Social comparison on Facebook and Instagram can leave users pining for a fantasy: perfect hair, perfect body, perfect life. But in its most basic form, educational progress can be charted and compared, and the right dose of social comparison can encourage users to build the habit of reading and studying.

Opportunities for Social Benefit

Social media will only become more interwoven into society over the coming years. Disruptive platforms like Facebook will continue to struggle with their platforms’ less desirable social impacts. But they face additional challenges by simply underestimating how much their applications would disrupt everyday communication, online and offline.

While these titans are tangled in the implications of their growth, startups have the opportunity to enter the market with a broader understanding of social apps. To start on the right path, founders can work to ensure their social platforms are accessible to a wide range of users. In a globalized world, accessibility is just another aspect of scalability, and the most innovative ideas will be able to adapt to the languages, cultures, habits, and contexts of a diverse group of users. At the same time, companies will not be able to fully predict all uses and implications of their social apps. Building a startup that can respond swiftly, thoughtfully, and effectively to conflicts that arise is crucial.

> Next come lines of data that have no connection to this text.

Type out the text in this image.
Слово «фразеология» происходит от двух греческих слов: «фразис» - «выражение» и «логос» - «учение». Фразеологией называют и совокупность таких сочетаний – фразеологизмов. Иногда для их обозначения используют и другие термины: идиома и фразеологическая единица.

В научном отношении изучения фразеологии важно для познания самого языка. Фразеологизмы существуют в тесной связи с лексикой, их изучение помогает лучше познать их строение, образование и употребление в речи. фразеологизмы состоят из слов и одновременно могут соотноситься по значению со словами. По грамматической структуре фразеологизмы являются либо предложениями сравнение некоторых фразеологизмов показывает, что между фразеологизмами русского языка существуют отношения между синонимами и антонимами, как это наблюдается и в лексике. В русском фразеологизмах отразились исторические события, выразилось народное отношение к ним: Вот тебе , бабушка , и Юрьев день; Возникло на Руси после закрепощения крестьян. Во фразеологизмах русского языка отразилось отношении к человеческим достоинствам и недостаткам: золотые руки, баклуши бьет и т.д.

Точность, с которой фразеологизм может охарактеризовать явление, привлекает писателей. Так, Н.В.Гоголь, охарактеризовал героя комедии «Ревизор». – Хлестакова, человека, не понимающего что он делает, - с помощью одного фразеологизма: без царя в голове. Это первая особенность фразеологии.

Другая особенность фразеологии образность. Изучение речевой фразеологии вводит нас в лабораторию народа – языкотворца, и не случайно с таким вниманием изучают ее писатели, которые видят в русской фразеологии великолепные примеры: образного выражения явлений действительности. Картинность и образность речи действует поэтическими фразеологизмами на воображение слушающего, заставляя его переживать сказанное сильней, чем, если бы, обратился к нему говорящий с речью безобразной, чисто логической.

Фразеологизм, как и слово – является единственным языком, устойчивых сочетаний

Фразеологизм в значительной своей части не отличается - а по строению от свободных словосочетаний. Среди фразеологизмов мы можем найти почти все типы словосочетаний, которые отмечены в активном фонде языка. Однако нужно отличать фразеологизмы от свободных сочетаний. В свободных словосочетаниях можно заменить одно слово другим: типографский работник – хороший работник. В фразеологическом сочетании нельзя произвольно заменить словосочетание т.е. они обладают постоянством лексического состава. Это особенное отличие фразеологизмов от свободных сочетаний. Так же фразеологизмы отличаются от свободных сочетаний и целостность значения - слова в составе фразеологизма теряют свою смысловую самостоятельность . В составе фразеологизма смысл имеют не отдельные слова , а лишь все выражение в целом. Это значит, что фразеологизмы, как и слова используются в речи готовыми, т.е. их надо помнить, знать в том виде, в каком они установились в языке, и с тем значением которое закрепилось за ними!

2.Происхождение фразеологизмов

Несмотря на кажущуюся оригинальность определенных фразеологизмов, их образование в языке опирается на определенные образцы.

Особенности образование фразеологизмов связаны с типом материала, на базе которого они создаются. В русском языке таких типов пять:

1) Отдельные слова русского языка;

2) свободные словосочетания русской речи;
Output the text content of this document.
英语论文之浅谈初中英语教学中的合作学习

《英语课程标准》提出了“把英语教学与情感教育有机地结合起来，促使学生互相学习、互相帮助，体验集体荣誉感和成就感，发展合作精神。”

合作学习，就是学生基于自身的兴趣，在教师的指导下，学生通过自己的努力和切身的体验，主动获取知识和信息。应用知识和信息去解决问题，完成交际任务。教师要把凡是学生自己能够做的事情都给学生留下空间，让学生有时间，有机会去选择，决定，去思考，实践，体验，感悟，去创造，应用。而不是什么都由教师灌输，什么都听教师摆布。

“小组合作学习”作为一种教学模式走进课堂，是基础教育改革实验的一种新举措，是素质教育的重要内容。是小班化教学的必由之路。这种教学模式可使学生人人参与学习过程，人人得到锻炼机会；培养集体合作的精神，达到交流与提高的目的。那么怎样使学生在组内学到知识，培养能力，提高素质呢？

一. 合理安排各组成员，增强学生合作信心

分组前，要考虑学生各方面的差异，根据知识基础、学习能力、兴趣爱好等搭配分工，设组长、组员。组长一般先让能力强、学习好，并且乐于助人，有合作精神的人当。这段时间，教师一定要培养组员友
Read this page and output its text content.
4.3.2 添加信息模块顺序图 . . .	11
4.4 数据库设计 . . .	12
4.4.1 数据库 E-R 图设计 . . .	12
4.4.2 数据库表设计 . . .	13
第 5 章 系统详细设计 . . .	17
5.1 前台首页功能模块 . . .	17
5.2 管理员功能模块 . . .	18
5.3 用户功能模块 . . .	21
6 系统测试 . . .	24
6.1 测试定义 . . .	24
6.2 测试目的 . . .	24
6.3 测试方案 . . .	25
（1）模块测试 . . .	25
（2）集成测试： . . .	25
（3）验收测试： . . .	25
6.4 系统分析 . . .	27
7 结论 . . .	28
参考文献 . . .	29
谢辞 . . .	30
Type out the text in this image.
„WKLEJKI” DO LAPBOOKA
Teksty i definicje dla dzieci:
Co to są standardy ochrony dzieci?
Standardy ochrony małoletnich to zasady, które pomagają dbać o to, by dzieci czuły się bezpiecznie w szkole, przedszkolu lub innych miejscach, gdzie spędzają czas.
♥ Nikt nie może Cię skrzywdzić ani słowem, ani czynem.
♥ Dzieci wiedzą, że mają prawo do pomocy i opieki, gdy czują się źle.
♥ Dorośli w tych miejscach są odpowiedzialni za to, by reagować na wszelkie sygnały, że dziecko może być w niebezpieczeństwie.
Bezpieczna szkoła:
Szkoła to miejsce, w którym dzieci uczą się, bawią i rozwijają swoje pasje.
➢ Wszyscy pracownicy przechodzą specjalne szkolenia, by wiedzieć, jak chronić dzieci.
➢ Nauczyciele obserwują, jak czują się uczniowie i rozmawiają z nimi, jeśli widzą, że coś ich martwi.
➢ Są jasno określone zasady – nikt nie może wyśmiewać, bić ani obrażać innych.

Even with complications that may emerge along the way, social media still holds a worthwhile goal: building new communities. As individuals, we seek belonging, and social media offers us powerful new opportunities to cultivate networks with others who share our interests and beliefs. The most powerful social platforms will enhance individuals’ connections to their communities. By thinking critically about the social impact of social networks, tomorrow’s startups will build thoughtful solutions to today’s social media pitfalls and bring their users authentic and lasting social connections.